Why Choice Matters

The most memorable things I did in school were the things I was interested in. My most memorable reading experiences as both a child and now as an adult are the books I chose to read. Choice is such a powerful motivator for both children and adults.

When it comes to reading I have heard it said that you should have a balance between academic reading and recreational reading. As teachers we have professional development to help us be better teachers. It may come as a surprise but those academic texts and PD sessions are far more powerful and useful for us adults when we actually get to choose what to read or what to pursue. If it is true for us it is also true for the students in our classes and this leads me to…

Choice this year is going to be a larger portion of the classroom.

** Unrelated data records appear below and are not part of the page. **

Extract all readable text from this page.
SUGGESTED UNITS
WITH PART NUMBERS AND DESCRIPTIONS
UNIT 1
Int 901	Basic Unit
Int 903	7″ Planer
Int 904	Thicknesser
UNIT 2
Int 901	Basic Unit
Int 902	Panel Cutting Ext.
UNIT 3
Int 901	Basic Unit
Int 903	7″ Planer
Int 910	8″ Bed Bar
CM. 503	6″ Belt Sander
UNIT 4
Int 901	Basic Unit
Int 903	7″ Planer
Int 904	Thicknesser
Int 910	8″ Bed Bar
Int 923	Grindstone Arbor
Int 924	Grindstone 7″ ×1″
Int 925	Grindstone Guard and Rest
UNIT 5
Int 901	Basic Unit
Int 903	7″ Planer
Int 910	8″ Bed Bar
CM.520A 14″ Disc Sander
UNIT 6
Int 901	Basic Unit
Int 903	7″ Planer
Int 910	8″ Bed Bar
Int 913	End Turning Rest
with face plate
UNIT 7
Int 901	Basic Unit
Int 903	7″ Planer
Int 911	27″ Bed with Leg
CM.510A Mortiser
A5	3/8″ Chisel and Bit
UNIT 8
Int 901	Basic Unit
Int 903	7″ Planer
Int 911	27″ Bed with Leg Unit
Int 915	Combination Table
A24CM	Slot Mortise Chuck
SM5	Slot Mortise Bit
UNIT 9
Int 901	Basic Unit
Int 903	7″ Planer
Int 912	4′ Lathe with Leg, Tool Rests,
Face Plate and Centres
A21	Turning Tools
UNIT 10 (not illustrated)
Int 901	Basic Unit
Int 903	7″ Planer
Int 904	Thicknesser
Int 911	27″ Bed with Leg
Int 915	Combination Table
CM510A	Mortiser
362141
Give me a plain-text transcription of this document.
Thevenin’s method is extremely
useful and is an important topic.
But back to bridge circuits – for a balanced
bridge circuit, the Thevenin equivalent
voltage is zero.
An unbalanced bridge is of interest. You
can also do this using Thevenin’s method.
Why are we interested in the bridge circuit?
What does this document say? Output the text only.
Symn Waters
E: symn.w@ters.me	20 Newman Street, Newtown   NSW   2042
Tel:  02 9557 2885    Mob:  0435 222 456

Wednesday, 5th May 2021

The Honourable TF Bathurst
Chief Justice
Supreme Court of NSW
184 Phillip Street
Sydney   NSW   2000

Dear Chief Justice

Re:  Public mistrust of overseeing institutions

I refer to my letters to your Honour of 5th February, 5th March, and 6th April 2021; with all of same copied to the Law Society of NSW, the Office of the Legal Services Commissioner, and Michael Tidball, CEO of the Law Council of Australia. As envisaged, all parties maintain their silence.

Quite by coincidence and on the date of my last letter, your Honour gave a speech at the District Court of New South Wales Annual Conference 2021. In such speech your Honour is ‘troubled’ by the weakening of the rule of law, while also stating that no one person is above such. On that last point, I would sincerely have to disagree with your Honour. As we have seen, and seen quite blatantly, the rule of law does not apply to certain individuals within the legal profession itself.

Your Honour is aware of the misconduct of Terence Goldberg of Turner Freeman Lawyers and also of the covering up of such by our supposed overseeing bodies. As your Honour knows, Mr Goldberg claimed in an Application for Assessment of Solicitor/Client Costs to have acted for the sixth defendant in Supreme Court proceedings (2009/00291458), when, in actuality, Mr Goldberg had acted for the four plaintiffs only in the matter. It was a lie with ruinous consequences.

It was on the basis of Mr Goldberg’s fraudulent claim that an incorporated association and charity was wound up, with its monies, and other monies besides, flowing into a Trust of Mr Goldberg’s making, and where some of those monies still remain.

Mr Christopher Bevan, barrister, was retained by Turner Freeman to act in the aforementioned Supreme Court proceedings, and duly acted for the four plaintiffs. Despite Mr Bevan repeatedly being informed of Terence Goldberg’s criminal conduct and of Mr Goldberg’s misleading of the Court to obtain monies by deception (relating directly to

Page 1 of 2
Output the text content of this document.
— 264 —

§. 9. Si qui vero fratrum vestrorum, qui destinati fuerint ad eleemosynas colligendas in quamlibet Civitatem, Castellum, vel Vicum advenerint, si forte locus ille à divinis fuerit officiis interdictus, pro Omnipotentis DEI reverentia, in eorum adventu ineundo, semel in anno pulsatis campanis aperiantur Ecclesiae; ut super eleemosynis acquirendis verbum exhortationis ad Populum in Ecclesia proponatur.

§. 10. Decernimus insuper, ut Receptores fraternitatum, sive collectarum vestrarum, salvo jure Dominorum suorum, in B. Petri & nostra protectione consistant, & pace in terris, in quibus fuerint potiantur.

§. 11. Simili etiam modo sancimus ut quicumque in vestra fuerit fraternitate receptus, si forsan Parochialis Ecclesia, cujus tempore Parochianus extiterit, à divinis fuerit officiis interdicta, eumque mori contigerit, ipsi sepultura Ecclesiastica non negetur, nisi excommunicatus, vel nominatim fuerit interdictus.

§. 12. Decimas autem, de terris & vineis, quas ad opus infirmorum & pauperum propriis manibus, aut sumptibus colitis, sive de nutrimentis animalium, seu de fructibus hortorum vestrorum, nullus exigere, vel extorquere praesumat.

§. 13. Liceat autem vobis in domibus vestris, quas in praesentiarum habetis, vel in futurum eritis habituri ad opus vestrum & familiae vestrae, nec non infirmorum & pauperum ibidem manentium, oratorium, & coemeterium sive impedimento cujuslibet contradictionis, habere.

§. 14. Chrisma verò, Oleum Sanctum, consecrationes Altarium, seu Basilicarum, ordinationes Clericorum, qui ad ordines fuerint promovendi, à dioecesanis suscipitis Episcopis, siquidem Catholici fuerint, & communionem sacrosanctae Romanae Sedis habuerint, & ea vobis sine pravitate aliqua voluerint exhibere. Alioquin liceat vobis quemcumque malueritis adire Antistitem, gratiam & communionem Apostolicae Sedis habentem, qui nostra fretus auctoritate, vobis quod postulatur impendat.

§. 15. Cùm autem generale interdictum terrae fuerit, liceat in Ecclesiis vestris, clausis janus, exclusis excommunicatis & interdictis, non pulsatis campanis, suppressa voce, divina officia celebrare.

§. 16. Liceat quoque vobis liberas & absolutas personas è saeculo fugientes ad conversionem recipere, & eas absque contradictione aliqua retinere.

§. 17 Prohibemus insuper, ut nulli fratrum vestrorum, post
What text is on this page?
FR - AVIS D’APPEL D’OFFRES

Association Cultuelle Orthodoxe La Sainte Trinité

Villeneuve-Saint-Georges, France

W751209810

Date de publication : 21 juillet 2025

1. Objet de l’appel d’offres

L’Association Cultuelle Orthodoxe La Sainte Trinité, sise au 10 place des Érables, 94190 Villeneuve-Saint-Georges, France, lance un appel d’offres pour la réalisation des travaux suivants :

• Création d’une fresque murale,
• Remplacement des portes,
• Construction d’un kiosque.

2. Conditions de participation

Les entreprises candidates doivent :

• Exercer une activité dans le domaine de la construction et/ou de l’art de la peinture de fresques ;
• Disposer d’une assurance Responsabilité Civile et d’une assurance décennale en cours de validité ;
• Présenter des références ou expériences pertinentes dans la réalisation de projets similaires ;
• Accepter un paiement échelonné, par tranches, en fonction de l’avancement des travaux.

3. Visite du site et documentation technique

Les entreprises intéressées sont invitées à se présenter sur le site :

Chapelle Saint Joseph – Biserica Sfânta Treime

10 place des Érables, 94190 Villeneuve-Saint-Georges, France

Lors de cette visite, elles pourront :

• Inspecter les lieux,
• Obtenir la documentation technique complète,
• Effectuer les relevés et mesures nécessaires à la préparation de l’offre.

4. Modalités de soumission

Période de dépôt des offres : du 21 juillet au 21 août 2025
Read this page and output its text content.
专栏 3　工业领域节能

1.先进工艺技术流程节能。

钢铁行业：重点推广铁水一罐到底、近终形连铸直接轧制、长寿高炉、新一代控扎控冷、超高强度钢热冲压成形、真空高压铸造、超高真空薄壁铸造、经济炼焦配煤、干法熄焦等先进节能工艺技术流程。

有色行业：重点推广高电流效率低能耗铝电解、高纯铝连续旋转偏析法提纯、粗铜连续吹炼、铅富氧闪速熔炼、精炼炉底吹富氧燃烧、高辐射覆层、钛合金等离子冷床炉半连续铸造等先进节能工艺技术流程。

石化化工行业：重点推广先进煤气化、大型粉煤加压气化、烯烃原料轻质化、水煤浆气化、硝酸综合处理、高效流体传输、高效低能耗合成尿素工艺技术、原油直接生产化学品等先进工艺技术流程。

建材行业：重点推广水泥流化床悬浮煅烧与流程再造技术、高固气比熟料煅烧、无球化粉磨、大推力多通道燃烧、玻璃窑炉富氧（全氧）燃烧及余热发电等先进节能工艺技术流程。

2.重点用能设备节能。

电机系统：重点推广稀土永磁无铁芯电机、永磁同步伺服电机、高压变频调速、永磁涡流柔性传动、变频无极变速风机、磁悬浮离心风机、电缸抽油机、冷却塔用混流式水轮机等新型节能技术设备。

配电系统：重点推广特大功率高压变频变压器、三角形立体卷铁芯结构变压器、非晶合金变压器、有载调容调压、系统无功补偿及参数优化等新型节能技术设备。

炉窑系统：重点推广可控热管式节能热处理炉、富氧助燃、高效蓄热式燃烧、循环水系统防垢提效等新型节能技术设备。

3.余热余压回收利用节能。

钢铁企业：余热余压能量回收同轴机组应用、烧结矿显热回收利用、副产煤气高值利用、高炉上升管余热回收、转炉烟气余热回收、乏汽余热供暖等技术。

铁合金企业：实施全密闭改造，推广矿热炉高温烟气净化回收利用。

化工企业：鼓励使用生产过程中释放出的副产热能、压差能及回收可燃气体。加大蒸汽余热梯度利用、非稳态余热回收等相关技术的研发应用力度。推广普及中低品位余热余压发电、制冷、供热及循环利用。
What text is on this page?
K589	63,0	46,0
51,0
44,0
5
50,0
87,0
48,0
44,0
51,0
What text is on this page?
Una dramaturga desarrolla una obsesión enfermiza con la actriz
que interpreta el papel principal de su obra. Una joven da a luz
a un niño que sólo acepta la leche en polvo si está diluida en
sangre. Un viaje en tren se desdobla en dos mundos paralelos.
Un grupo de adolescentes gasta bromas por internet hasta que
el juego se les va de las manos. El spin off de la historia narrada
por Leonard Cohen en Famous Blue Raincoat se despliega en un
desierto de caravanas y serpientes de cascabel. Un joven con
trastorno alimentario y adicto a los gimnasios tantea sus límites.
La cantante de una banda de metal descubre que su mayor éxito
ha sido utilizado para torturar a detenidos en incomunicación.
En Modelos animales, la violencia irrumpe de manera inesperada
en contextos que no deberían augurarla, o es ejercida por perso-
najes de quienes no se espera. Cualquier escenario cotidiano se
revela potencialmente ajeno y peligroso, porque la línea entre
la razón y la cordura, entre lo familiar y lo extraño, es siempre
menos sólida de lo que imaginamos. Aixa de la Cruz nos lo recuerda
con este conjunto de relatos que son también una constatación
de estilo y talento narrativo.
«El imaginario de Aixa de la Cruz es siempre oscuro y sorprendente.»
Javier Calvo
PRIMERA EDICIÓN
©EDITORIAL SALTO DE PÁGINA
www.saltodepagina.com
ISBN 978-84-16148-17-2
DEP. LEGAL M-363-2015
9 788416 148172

We are told by the curriculum what we must cover in the classroom and we are even given some suggestions as books that would best meet outcomes we have to teach. So many times kids seem bored either with the content or the text they have been assigned. I have dabbled in the past with ways to get around assigned texts. Last year we had a list of books they could pick from, I was sure this would eliminate the whole issue of choice but it did not because kids still did not want to use their coveted reading time to read a book I decided they should read, even if they had 20 titles to choose from. Different this year? There will be an assigned text still because the conversations around the text can be rich but it will never take away from their choice reading time. We will be increasing the reading time available to the students. Some will be assigned study but the majority will be choice books.

Now what about that curriculum? I can’t do anything about that, we must teach what we are told to teach but we can still work some choice time into our schedule and this is where Genius Hour, Discovery Hour, Personal Interest Projects, whatever you want to call them come in. This year I hope to dedicate one hour a week to this student lead, student directed, student chosen project work. If they want to explore a science concept, or look at Canadian History or even what ingredients make the best cookies. They will be given time to explore their own ideas, thoughts and interests. This will not take away from the curricular time but will replace some of the “down” time that happens between one subject to the next.

Just like adults I feel children are far more interested in doing things they want to do. The fact of life is we all have to do things we don’t want to do. I don’t like emptying the dishwasher but yet I have to do it, most kids don’t like learning about Cartesian Plane but…they do it. This year I want to explore how much more of their potential is activated by doing things they want to do between doing the things we have to do.

Just for the record, the things we have to do are going to be really fun too.